In a soon to be published study in the journal Organizational Behavior and Human Decision Processes, Michigan State University researchers found that "[u]sing a smartphone to cram in more work at night results in less work the next day." While this is not altogether surprising, some of their findings were. For example, it makes sense that smart phones inhibit sleep because they keep people mentally engaged late at night; however, smart phones also "emit 'blue light'" which is "known to hinder melatonin, a chemical in the body that promotes sleep" and so are physiologically (as well as psychologically) disruptive to sleep. Another surprising finding was that "smartphones had a larger negative effect than watching television and using laptop and tablet computers."Regardless of the precise reasons why, using a smartphone late into the night is likely to disrupt sleep and reduce your productivity the next day.

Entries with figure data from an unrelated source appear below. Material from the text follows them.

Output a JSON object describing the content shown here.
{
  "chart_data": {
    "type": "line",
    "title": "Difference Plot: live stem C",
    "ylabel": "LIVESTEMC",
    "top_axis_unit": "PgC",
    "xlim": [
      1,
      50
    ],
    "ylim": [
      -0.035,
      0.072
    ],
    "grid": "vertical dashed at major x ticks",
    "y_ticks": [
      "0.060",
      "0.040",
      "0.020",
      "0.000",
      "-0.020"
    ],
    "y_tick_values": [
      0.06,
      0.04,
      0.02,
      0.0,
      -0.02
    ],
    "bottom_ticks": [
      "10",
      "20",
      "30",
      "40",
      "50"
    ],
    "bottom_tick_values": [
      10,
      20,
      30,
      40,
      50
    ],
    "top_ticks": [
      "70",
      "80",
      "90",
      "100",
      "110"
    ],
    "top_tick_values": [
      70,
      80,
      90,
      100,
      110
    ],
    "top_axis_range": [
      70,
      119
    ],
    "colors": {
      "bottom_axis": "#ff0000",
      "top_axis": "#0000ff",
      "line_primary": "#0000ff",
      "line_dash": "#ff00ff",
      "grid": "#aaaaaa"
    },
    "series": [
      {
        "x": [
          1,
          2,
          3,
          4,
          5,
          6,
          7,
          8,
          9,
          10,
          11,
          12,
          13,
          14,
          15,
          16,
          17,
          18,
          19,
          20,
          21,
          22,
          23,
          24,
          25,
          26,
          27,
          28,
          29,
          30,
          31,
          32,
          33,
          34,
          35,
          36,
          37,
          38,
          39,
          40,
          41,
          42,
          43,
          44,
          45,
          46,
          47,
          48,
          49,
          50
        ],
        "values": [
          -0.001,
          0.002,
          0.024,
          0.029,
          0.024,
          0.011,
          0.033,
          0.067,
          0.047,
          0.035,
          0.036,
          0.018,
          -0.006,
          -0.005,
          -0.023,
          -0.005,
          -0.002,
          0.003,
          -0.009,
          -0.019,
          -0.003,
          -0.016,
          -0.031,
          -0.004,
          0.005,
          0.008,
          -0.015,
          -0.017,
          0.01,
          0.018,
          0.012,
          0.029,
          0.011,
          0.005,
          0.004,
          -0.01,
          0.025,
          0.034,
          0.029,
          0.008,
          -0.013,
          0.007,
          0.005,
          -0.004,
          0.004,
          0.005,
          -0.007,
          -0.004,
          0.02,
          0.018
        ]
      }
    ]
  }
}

On some nights, sleep disruptions will be unavoidable, but on other nights it might be more productive overall to turn off the smartphone and get a good night's rest. As Management Professor Russell Johnson, lead author of the upcoming study put it,
There may be times in which putting off work until the next day would have disastrous consequences and using your smartphone is well worth the negative effects on less important tasks the next day … But on many other nights, more sleep may be your best bet.
The bottom line is that persons who use their cell phones late into the evening will not perform as well the next day. This could have important consequences not only for mental acuity on the job but also for workplace safety. So unless it is absolutely necessary to burn the midnight oil, it is probably a good idea to turn off the smart phone when it is time to turn in.